I thoroughly enjoyed working my placement at IBM; I was always kept busy and there weren't many days without much to do. This meant I could make the most out of my placement and pick up the skills I was hoping to. The workload was flexible and allowed for you to work as hard as you could, able to push yourself when desired, and to take breaks when needed. There is a pleasant atmosphere in the office and it's an enjoyable place to be.
The Colleagues both in the department and in the various projects were very accommodating and understanding; I appreciated that after some time to initially integrate, I was treated as one of the team, equal in workload and involvement, which I'd much prefer to being coddled. There were several Team socials throughout the year, and the department as a whole felt more like a Family than a team, with realistic expectations and pushing you to reach your potential.
I was fully supported by both my Task Manager and Early Professional Manager; if I ever had any issues, there was no hesitation, and it would be resolved swiftly. I didn't feel like they were my only two options however; I felt just as comfortable talking to my department lead or any other EPMs. They are all extremely sympathetic and understanding, and place your well being above all else. They would make sure you felt included in the team and there is nothing more I could ask for.
This would vary from day to day, which is understandable considering the role itself. On weeks where there were projects, life would be much busier than when off a project. That being said, how busy you are ultimately comes down to you, and how much effort you'd like to put in, as there's always badges and other learning to be done, you can keep yourself busy picking up new skills or branching into new areas.
I felt I was given a good amount of responsibility in projects; whilst I wasn't of course a project lead, I'd have similar levels of work and contributions to other colleagues. It felt that you were a key part of the team rather than someone dispensable, and I would be included in any appropriate team communications and calls. You wouldn't be able to tell apart a placement student and full time entry employee from their responsibility.
As someone pursuing a Computer Science oriented degree, the training and skills developed are going to be essential for this. I have picked up a new language, JSX React, which I will no doubt use again, not only in my degree but also later when I continue with Front End work. Beyond technical skills, the social skills and time management ability will be invaluable at University, irrespective of what degree you choose to pursue post placement.

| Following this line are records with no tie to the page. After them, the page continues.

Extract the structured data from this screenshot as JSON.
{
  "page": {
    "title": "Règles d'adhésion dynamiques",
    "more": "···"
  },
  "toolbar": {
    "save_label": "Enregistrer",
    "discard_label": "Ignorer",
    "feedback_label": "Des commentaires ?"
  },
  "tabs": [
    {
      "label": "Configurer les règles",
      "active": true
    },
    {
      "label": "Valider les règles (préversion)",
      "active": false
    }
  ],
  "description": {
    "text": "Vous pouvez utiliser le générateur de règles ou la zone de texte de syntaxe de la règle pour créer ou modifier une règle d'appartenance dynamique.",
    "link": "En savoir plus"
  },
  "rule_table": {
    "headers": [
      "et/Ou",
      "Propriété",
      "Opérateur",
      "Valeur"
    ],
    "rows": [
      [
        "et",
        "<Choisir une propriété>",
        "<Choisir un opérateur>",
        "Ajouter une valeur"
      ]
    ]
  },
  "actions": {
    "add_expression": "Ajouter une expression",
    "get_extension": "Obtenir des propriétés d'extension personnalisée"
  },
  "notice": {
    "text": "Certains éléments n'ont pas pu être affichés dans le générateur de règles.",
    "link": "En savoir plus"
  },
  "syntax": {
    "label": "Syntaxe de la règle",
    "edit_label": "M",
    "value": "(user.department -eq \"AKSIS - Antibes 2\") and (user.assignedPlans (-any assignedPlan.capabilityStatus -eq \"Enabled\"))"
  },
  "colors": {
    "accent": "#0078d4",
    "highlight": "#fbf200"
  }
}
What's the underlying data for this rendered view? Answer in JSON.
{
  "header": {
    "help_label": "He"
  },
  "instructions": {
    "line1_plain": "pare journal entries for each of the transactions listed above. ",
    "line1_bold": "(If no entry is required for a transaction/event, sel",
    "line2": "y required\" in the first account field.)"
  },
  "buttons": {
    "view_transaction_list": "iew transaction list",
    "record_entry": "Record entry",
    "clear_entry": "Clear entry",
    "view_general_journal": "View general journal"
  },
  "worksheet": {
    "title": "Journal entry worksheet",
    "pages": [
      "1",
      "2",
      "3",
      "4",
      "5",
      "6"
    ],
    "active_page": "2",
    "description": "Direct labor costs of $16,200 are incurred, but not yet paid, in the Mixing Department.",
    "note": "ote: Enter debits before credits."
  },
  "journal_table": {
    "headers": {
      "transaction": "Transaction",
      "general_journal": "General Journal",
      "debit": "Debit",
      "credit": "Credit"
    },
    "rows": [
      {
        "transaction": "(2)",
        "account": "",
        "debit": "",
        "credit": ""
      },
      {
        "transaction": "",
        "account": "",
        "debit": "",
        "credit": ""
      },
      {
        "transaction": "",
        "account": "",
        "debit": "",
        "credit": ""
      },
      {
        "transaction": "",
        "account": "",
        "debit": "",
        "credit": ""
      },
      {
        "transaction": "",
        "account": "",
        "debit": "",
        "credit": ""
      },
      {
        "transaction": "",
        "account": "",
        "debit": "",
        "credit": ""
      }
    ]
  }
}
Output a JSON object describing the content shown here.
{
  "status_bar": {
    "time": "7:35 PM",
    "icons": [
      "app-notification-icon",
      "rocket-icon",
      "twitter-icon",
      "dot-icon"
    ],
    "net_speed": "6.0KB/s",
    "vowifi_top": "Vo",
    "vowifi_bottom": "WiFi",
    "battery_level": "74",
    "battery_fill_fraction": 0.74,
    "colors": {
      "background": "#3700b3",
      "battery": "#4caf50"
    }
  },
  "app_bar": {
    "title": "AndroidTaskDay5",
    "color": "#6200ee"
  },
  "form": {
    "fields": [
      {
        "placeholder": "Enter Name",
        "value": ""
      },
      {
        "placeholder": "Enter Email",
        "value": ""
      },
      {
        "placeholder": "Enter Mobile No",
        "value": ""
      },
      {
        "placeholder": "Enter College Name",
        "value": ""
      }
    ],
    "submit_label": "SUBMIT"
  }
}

At the beginning of the placement, the office appears very new and futuristic. After a few months, this does wear off a bit, but regardless, with all the events going on, the office is constantly being redecorated or there is something going on which spices things up. With the constant influx of new placement students, there is always something fresh happening, and the canteen has weekly themes which change, and there are seasonal changes around the office.
The flow of the placement is very organic, with regular meetings with your EPM to ensure you are afloat and on top of things. The organisation is laid out from the start, with periodic reviews, but the work you do between these is dependent on project work so will come and go. This mimics the real working life, and the reviews are also something full time employees would be subject to, so the work comes across as both organised and realistic.
I was encouraged to attend as many events and workshops as possible, provided I could get my work done in parallel to this. Time was often made for me to further my personal training and development, given guidance on what badges and training to do. If I ever had any worries or questions, I would have limitless people and resources to refer to. There were frameworks in place to ensure full-time employees get enough personal training annually, and we are included in this.
Working from home
Through the Placement scheme, your chances of readmission is increased, and after working there for a year, you have a greater understanding of why you'd want to return, and what life will be like. There is complete transparency on how the graduate scheme operates, and you can speak to current grads to see how they find the course, and to see what sort of roles are available; you can see what you like and make a judgement from there on whether you'd want to go back.
There is little distinction between Gap Year and University Placement students, and even between placement students and new hires; due to the similar workloads and jobs, it'd be difficult to tell without asking. The breaking down of barriers means you can socialise with a whole array of different people; there are other social hotspots like the pub, table-tennis and football table, where you can socialise with people of varying seniority and departments who you might otherwise have not met.
I was living at home during this placement, as I had chosen a base location close to my home. This reduced the daily cost by a large factor, as London living prices are not insignificant by any means. Socialising costs could be somewhat significant too, as the pub would charge £5 a pint, including the work discount, and these could soon add up. That being said, there is lots you can do without drinking, like the table tennis and football table in the office, which is free of course.
London is known for its vibrant nightlife, though I wouldn't often be out during the night, so I couldn't contribute to this much.